You are better than you think you are. Courage.

What Mary Gave Up to Accept God’s Invitation

Whatever else it involves, allowing ourselves to be transformed by God involves giving up some things we might have formed some attachment to. Consider the example of Mary, who we celebrate today on this feast of the Annunciation.

A young woman in love is engaged to be married. What is her vision of her future? When she contemplates what her life will be, what does it look like, feel like to her?

A nice wedding – perhaps as she imagines it, she can almost taste her favorite dishes that will be part of the wedding feast.

Maybe a little time alone with her husband in marriage – getting to know each other better – physically (she perhaps blushes as that through crosses her mind) as well as emotionally, beginning to grow into their life together.

She pictures the home they will make together, imagining all the little touches she will put on the place in which they will live together. (Perhaps she has already started sewing items they will use around the house.)

Then the birth of their first child, who she knows they will both love (and probably spoil). So excited is she that the pains of pregnancy don’t even enter her mind.

The fist child starts to grow, and a second comes along, perhaps a third. She sees her and her husband educating their children together – in their faith, in a trade, in other life skills.

She imagines her children growing, and the pride she will feel as they go off on their own. And she smiles thinking of their own weddings…and the children they will bear – her grandchildren.

She imagines all of these things and gives thanks to God for blessing her with this wonderful man she is going to marry.

And then an angel visits her and tells her a story that must have sounded shocking to her ears and that must have terrified her. By the power of the Holy Spirit, you will conceive and bear the Son of God. God has a plan and God wants you to be part of that plan.

It is impossible for us to really imagine what must have gone through Mary’s mind when she heard the news. Confusion. Anxiety. Fear.

But we know that somehow she worked her way through all of these emotions and was able to say Yes to God’s invitation to be part of God’s plan. Yes, Lord, as you will. Let it be done unto me according to your Word.

Are we willing to give up our plans, our attachments, to say yes to God’s invitation as fully as did Mary?

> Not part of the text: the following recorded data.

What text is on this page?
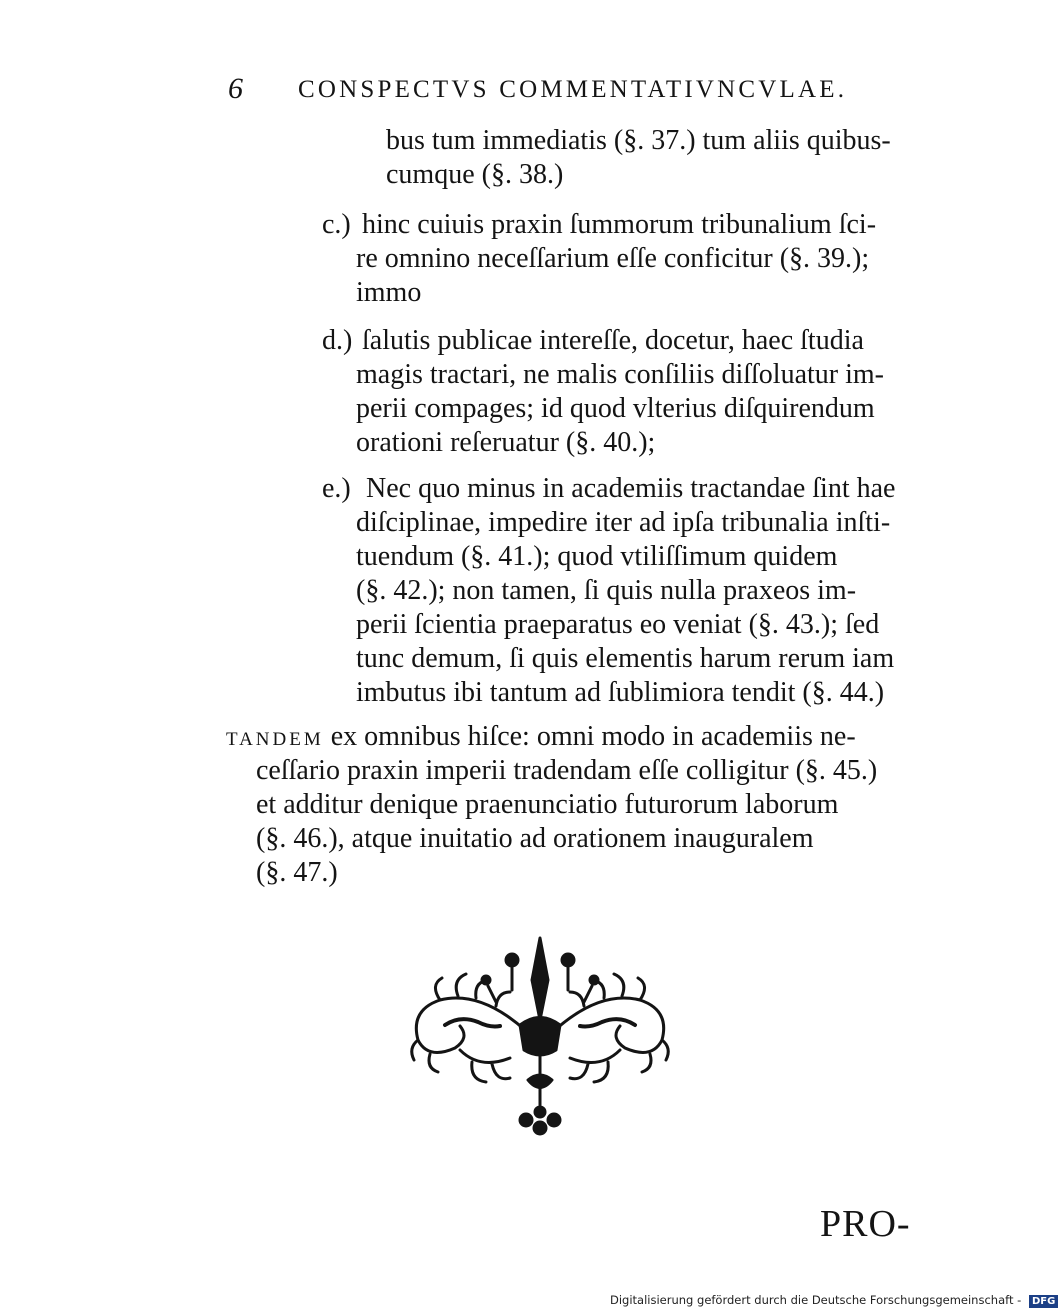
6 CONSPECTVS COMMENTATIVNCVLAE.
bus tum immediatis (§. 37.) tum aliis quibus-
cumque (§. 38.)
c.) hinc cuiuis praxin ſummorum tribunalium ſci-
re omnino neceſſarium eſſe conficitur (§. 39.);
immo
d.) ſalutis publicae intereſſe, docetur, haec ſtudia
magis tractari, ne malis conſiliis diſſoluatur im-
perii compages; id quod vlterius diſquirendum
orationi reſeruatur (§. 40.);
e.) Nec quo minus in academiis tractandae ſint hae
diſciplinae, impedire iter ad ipſa tribunalia inſti-
tuendum (§. 41.); quod vtiliſſimum quidem
(§. 42.); non tamen, ſi quis nulla praxeos im-
perii ſcientia praeparatus eo veniat (§. 43.); ſed
tunc demum, ſi quis elementis harum rerum iam
imbutus ibi tantum ad ſublimiora tendit (§. 44.)
TANDEM ex omnibus hiſce: omni modo in academiis ne-
ceſſario praxin imperii tradendam eſſe colligitur (§. 45.)
et additur denique praenunciatio futurorum laborum
(§. 46.), atque inuitatio ad orationem inauguralem
(§. 47.)
PRO-
Digitalisierung gefördert durch die Deutsche Forschungsgemeinschaft - DFG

The Annunciation of the Lord

Today we celebrate the Feast of the Annunciation of the Lord, a mere several days before the beginning of Holy Week. It is a meaningful juxtaposition.

When the Angel Gabriel came and invited Mary to participate in God’s plan for salvation, Mary said yes. She could not possibly at that point have had any idea what that yes would mean – what pain it would bring her. She said yes not knowing that a sword would pierce her heart. She chose to say to God, “Let my life be your will, and not mine,” willing to live through whatever the end result of that would be, without knowing what it would look like. We move into a week where we will walk with the suffering Mary had as she endures the suffering and death of her son.

I joke sometimes when talking about the Annunciation that, being a lawyer by training, I don’t tend to sign documents without looking at them. I want all the i’s dotted and the t’s crossed, and I want to fully understand everything, before I commit myself to something. I don’t much like surprises and I want a clear idea of what I’m getting myself into. But I also recognize that, as the Annunciation makes clear, with God we don’t always get all the i’s dotted and the t’s crossed. God invites us to follow Him on a path that is sometimes misty, in ways that raise questions we cannot always see the answers to.

In the words of Brenda Morris in a poem titled, Theotokos, “Our yes to God “can never be informed consent but always something like a pregnancy – A risky state which nurtures the unknown and lets it grow.”